Some quick facts about the network:
- Consensus: Proof of Work
- Mining algorithms: Scrypt, X17, Lyra2rev2, Myr-Groestl, and Blake2s
- Block time: Roughly 30 seconds
- Total supply: Capped near 16.5 billion XVG
The Privacy Tech Behind Verge
Verge's privacy stack is what separates it from the rest of the altcoin noise. Instead of building a single proprietary privacy layer, the project integrates two of the most established anonymity networks in the world.
Tor + I2P Integration
By default, XVG transactions can be routed through the Tor network, which bounces traffic through multiple relays to hide the origin IP. Verge also supports I2P (Invisible Internet Project), a similar but distinct anonymizing layer. Users can switch between the two depending on their speed and privacy needs.
The combination is meant to make it nearly impossible to link a transaction back to a specific node or wallet address based on network metadata alone. It's not bulletproof — no on-chain privacy is — but it adds meaningful friction for anyone trying to deanonymize users at scale.
Controversies, Hacks, and Comebacks
No honest write-up of Verge is complete without mentioning the elephant in the room: the 2018 exploit. An attacker found a bug in the XVG codebase and managed to mint more than a billion tokens, briefly tanking the price and igniting a long-running FUD cycle around the project.
The Verge team responded by forking the chain and rolling back the malicious transactions. Critics called it a controversial move. Supporters called it survival. Either way, the project limped through 2018 and spent the following years quietly rebuilding credibility.
Since then, XVG has rolled out several major upgrades, including the Wraith Protocol, which lets users toggle between private and public ledgers on demand. More recent updates have focused on integrations with payment processors and mobile wallets, pushing Verge toward real-world merchant adoption rather than pure speculation.
XVG Price Drivers and Market Position
Verge is a classic cyclical altcoin. Its price tends to move with the broader crypto tide but also spikes when privacy coins get back in vogue. Three factors tend to move XVG the most:
- Bitcoin and Ethereum price action — when majors pump, altcoins follow, and XVG rides the wave.
- Privacy coin narrative — regulatory crackdowns on anonymity tools historically send traders searching for alternative privacy assets.
- Exchange listings and partnerships — Verge has landed on a long list of mid-tier and major exchanges over the years, and each new listing tends to spark short-term volume.
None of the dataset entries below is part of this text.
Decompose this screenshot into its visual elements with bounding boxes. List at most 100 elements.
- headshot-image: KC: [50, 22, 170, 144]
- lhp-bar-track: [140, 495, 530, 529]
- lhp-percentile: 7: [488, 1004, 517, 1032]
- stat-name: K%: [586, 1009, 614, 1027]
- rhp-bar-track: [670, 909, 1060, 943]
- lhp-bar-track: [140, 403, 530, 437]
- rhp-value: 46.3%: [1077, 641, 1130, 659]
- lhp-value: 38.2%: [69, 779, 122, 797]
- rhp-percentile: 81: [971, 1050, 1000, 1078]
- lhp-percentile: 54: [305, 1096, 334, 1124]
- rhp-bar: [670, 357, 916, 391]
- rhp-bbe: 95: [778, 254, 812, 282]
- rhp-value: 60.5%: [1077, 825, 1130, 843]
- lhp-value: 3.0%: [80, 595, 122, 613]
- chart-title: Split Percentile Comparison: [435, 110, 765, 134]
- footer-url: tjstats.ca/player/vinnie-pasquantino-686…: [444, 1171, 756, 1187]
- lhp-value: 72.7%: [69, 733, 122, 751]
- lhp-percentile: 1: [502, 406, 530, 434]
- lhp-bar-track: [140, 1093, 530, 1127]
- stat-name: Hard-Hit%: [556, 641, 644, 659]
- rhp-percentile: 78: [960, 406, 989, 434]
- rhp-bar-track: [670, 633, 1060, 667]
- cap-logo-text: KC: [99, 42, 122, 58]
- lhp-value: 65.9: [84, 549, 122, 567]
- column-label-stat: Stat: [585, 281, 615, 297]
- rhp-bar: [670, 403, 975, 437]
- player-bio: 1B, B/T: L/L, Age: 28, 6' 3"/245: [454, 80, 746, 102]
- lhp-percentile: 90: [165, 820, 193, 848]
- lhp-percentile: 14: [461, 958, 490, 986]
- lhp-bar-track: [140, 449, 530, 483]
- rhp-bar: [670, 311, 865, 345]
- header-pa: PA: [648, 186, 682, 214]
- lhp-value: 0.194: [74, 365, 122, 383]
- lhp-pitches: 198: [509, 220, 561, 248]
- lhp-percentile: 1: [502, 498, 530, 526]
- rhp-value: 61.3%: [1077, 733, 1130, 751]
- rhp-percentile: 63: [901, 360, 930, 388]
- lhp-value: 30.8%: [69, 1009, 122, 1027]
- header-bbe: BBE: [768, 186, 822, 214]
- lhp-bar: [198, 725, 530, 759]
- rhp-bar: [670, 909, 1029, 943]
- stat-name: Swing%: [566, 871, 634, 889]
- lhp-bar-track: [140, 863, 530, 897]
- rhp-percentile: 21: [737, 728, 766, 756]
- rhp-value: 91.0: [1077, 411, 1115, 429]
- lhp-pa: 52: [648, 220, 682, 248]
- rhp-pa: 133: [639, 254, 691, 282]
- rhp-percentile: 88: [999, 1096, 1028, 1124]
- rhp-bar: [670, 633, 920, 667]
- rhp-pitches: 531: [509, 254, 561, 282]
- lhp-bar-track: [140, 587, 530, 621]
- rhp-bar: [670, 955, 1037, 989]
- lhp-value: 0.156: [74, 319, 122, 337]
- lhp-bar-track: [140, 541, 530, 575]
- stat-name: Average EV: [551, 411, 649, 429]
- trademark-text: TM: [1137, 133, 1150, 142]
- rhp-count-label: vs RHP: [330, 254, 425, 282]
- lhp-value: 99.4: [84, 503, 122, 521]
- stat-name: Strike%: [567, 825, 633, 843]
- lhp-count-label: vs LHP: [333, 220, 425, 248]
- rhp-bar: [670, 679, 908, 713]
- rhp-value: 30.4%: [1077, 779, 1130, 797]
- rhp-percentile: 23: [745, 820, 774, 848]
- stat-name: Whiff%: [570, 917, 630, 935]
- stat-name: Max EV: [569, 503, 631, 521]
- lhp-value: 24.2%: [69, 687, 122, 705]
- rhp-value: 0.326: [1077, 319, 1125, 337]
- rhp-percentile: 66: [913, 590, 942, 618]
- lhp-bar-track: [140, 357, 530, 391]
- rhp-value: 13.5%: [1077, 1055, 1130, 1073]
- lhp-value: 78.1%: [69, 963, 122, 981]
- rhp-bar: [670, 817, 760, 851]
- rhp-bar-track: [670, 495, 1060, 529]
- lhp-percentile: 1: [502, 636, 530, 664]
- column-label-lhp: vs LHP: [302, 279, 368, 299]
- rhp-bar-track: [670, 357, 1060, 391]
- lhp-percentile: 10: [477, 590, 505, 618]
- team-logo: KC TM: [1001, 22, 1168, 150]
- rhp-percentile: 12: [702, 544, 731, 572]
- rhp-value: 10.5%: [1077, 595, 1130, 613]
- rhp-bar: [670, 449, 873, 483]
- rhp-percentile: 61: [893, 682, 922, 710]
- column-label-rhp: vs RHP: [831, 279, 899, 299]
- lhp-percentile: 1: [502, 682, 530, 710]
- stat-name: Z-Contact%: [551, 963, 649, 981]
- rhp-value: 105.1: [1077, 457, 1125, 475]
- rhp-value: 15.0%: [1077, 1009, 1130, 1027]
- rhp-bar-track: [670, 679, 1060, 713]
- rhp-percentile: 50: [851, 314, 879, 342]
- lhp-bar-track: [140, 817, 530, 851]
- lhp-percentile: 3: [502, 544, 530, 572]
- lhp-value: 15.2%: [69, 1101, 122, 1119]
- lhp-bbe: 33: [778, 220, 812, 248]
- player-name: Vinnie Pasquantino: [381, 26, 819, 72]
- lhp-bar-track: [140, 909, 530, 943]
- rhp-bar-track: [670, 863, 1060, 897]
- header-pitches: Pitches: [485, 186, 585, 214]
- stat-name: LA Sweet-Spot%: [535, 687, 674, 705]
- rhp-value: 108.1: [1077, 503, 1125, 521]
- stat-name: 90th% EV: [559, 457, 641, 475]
As for whether XVG is a "good investment" — that's a question no article can honestly answer. The project has real tech, an active community, and years of survival under its belt. It also has a smaller market cap than nearly every top-100 rival, which means volatility cuts both ways.
Privacy coins sit in a regulatory gray zone. Before buying XVG or any anonymous-transaction token, check your local rules — some jurisdictions restrict or outright ban such assets.
Key Takeaways
Verge (XVG) is one of the OG privacy coins, and unlike many of its 2014-era peers, it's still trading, still developing, and still being talked about. It's not the flashiest project in crypto, but it has a few things going for it that newer tokens often lack: a real track record, a working privacy stack, and a community that's stuck around through multiple winters.
- Founded: 2014 (rebranded to Verge in 2016)
- Focus: Privacy and fast, low-fee payments
- Tech: Multi-algo Proof of Work with Tor and I2P integration
- Survived: 2018 exploit, multiple bear markets, and years of FUD
- Use case: Borderless payments, privacy-focused transfers, merchant adoption
Whether XVG breaks out in the next cycle or fades into obscurity depends on execution, narrative, and the broader mood of the market. But for now, Verge remains one of the most resilient privacy plays in crypto — and that alone is worth paying attention to.